What followed was two years of insanity. Engineers left traditional sectors like consulting and banking in droves. Salaries ballooned, and employees started demanding perks. It all ended in March 2000 when the NASDAQ started falling. Companies shut down, projects were canceled, and massive layoffs ensued. 

The appeal of comparisons with the dot-com era

The dot-com talent shortage was temporary. Although the NASDAQ bubble happened from 1995 to 2000, the hiring insanity reached a fever pitch only in the final two years.

Many AI leaders are hoping the same pattern of short-term hiring problems will play out for AI. It won’t.

The AI talent shortage is different

The current situation is fundamentally different from the dot-com hiring crisis. Today we have bigger market players and different market forces.

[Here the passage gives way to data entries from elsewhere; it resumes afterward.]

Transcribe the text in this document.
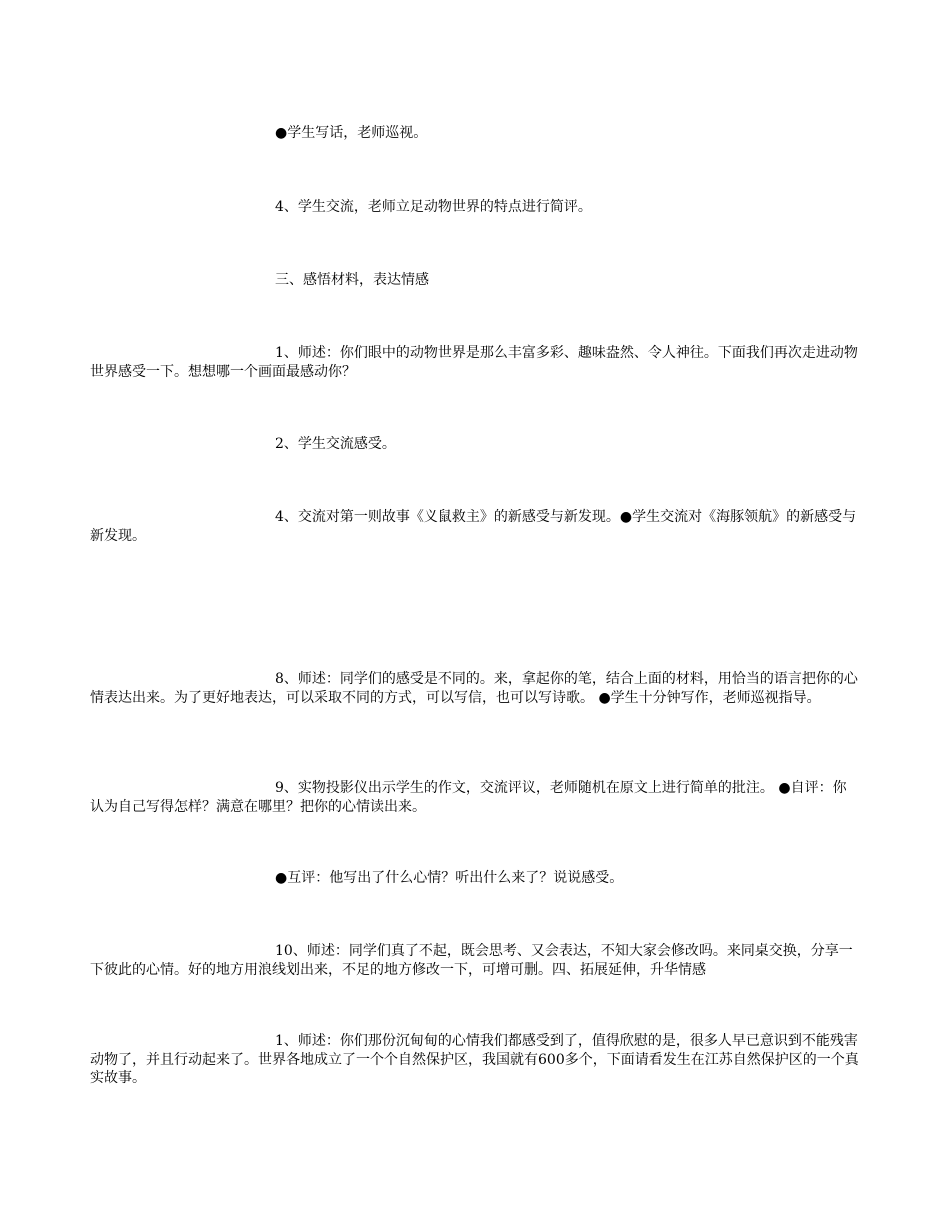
●学生写话，老师巡视。

4、学生交流，老师立足动物世界的特点进行简评。

三、感悟材料，表达情感

1、师述：你们眼中的动物世界是那么丰富多彩、趣味盎然、令人神往。下面我们再次走进动物世界感受一下。想想哪一个画面最感动你？

2、学生交流感受。

4、交流对第一则故事《义鼠救主》的新感受与新发现。●学生交流对《海豚领航》的新感受与新发现。

8、师述：同学们的感受是不同的。来，拿起你的笔，结合上面的材料，用恰当的语言把你的心情表达出来。为了更好地表达，可以采取不同的方式，可以写信，也可以写诗歌。 ●学生十分钟写作，老师巡视指导。

9、实物投影仪出示学生的作文，交流评议，老师随机在原文上进行简单的批注。 ●自评：你认为自己写得怎样？满意在哪里？把你的心情读出来。

●互评：他写出了什么心情？听出什么来了？说说感受。

10、师述：同学们真了不起，既会思考、又会表达，不知大家会修改吗。来同桌交换，分享一下彼此的心情。好的地方用浪线划出来，不足的地方修改一下，可增可删。四、拓展延伸，升华情感

1、师述：你们那份沉甸甸的心情我们都感受到了，值得欣慰的是，很多人早已意识到不能残害动物了，并且行动起来了。世界各地成立了一个个自然保护区，我国就有600多个，下面请看发生在江苏自然保护区的一个真实故事。
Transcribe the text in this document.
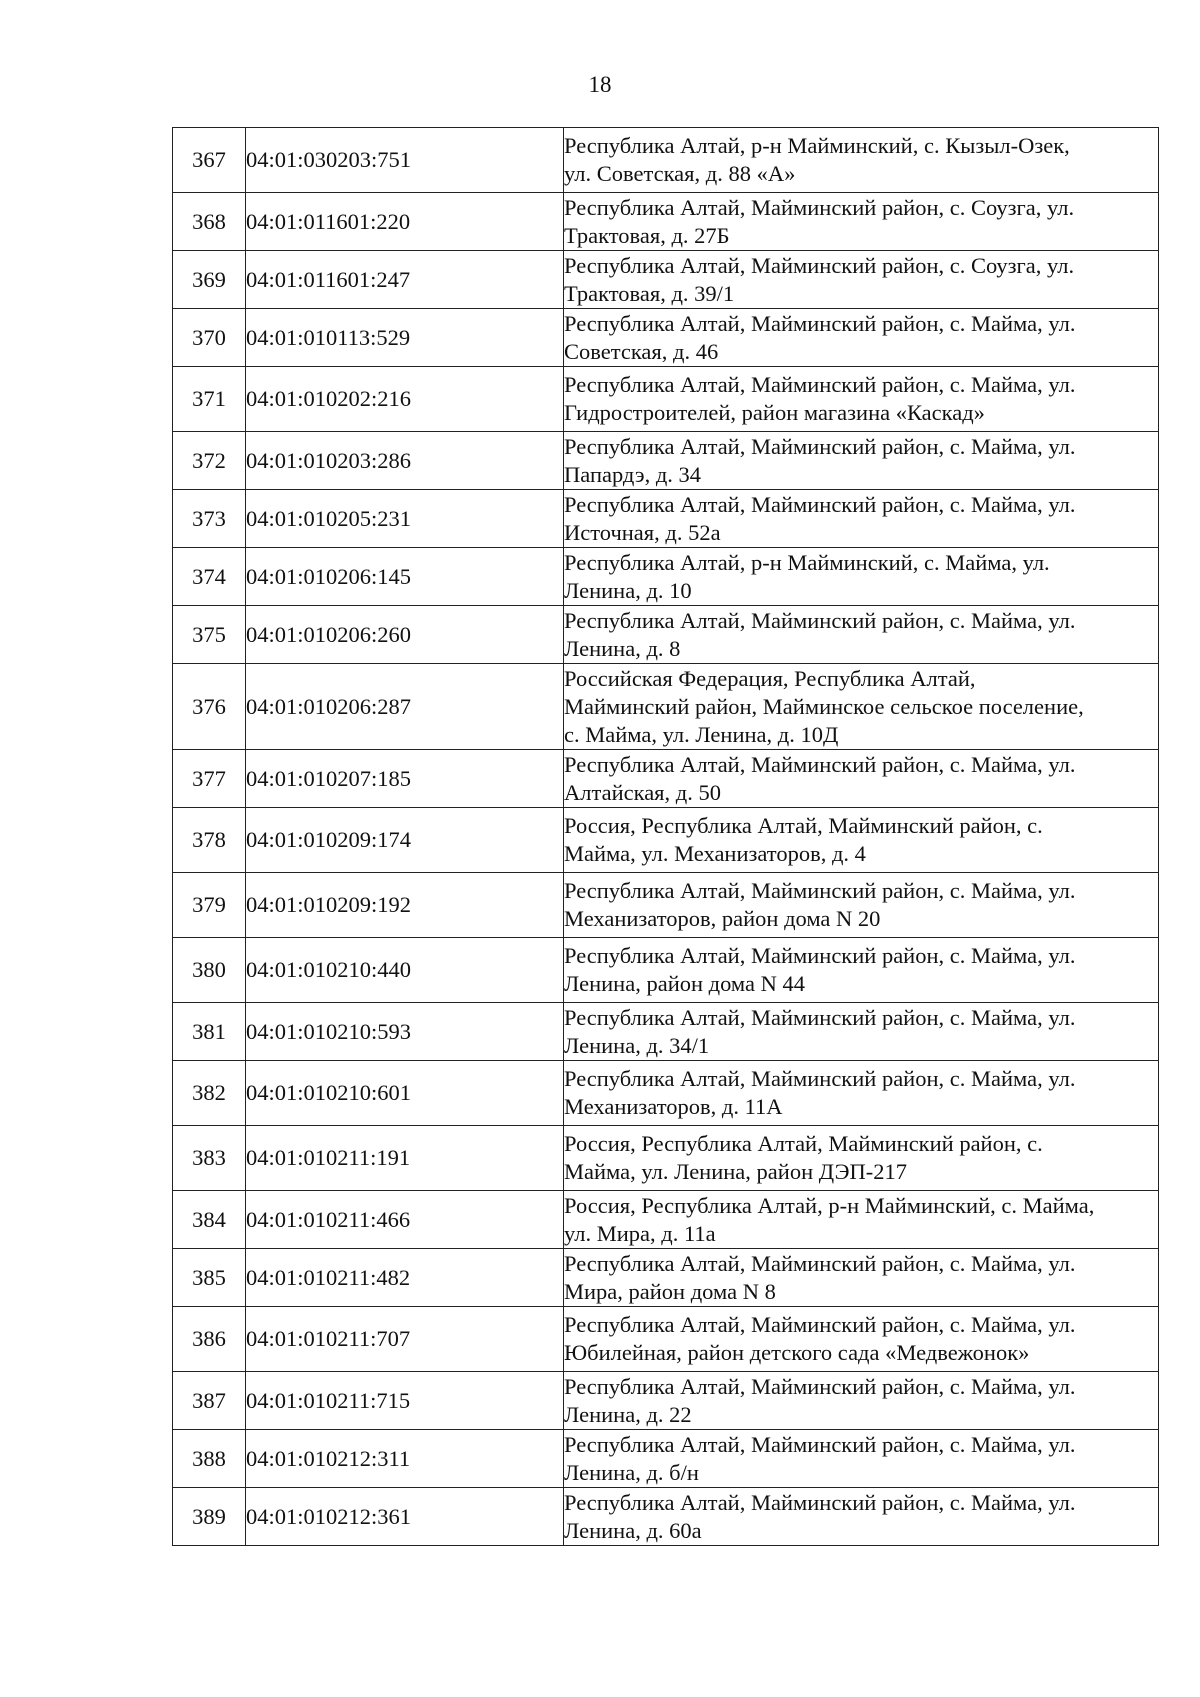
18
367	04:01:030203:751	Республика Алтай, р-н Майминский, с. Кызыл-Озек,
ул. Советская, д. 88 «А»

368	04:01:011601:220	Республика Алтай, Майминский район, с. Соузга, ул.
Трактовая, д. 27Б

369	04:01:011601:247	Республика Алтай, Майминский район, с. Соузга, ул.
Трактовая, д. 39/1

370	04:01:010113:529	Республика Алтай, Майминский район, с. Майма, ул.
Советская, д. 46

371	04:01:010202:216	Республика Алтай, Майминский район, с. Майма, ул.
Гидростроителей, район магазина «Каскад»

372	04:01:010203:286	Республика Алтай, Майминский район, с. Майма, ул.
Папардэ, д. 34

373	04:01:010205:231	Республика Алтай, Майминский район, с. Майма, ул.
Источная, д. 52а

374	04:01:010206:145	Республика Алтай, р-н Майминский, с. Майма, ул.
Ленина, д. 10

375	04:01:010206:260	Республика Алтай, Майминский район, с. Майма, ул.
Ленина, д. 8

376	04:01:010206:287	Российская Федерация, Республика Алтай,
Майминский район, Майминское сельское поселение,
с. Майма, ул. Ленина, д. 10Д

377	04:01:010207:185	Республика Алтай, Майминский район, с. Майма, ул.
Алтайская, д. 50

378	04:01:010209:174	Россия, Республика Алтай, Майминский район, с.
Майма, ул. Механизаторов, д. 4

379	04:01:010209:192	Республика Алтай, Майминский район, с. Майма, ул.
Механизаторов, район дома N 20

380	04:01:010210:440	Республика Алтай, Майминский район, с. Майма, ул.
Ленина, район дома N 44

381	04:01:010210:593	Республика Алтай, Майминский район, с. Майма, ул.
Ленина, д. 34/1

382	04:01:010210:601	Республика Алтай, Майминский район, с. Майма, ул.
Механизаторов, д. 11А

383	04:01:010211:191	Россия, Республика Алтай, Майминский район, с.
Майма, ул. Ленина, район ДЭП-217

384	04:01:010211:466	Россия, Республика Алтай, р-н Майминский, с. Майма,
ул. Мира, д. 11а

385	04:01:010211:482	Республика Алтай, Майминский район, с. Майма, ул.
Мира, район дома N 8

386	04:01:010211:707	Республика Алтай, Майминский район, с. Майма, ул.
Юбилейная, район детского сада «Медвежонок»

387	04:01:010211:715	Республика Алтай, Майминский район, с. Майма, ул.
Ленина, д. 22

388	04:01:010212:311	Республика Алтай, Майминский район, с. Майма, ул.
Ленина, д. б/н

389	04:01:010212:361	Республика Алтай, Майминский район, с. Майма, ул.
Ленина, д. 60а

The price setters won’t run out of money

The top 100 tech companies are setting a high market price for AI talent because they know losing the AI war is an existential risk. It’s a safer bet to stockpile talent—at almost any price—than take the chance of losing competitive advantage.

Let’s just consider one company: Microsoft. 

Microsoft has $130B of cash on hand. The company can afford to hire 10,000 data scientists at $600K per year on the interest it earns from its cash war chest. This investment is a no-brainer if it mitigates the risk of falling behind Google.

Apple, Facebook, Spotify, Netflix, Google, Amazon, and Tesla are in the same position. So is that hot startup that just raised a $100M venture capital round. 

AI requires fewer engineers and less overhead 

During the dot-com bubble, a small army of engineers was required to do anything. Although it was better to have an A+ team, an average team could still make slow, steady progress.

AI is different. Building intelligent applications that solve real business problems requires creativity that can’t be broken down into repeatable processes. Training deep learning models and configuring MLOps (machine learning operations) cloud infrastructure takes highly skilled researchers and engineers. Fortunately, much of the complexity of these systems is packed into complex models and infrastructure that a small team can manage.

You’ll need far less overhead to recruit and retain 10 rock-star employees than 100 average ones, even if the salaries are significantly higher. The overhead of hiring mediocre recruits created a financial time bomb in the dot-com era that doesn’t exist today.

CEOs recognize the imminent AI threat 

During the dot-com era, the competitive threat of the internet was abstract. Analysts suggested that the internet would crush old media and that rising stars like Amazon would bury established companies like Toys-R-Us. Although these predictions were on target, the changes didn’t happen as quickly as predicted. 

AI is part of the digital transformation happening in every industry, and every CEO is acutely aware of the threat. Corporate boards watched companies like Netflix, Facebook, and Google destroy industries like media and entertainment with the Internet, and they are now holding management accountable for avoiding the same fate with AI. For example, financial services companies are terrified by the prospect of Amazon or Apple aggressively entering their industry. 

AI creates opportunities and threats for every company, and most have only five years to become AI-driven organizations.

Hope isn’t a strategy

Too many AI leaders fail to act because they think things might change for the better. They see outlier situations like Zillow’s workforce reduction and hope that salaries will stabilize across the market through more supply or lower demand.

Although I cannot predict the future, I see little evidence that more favorable hiring conditions are imminent. Instead of hoping for the market to shift, a more realistic strategy is to begin resetting expectations with your leadership about the cost of entry into the AI race.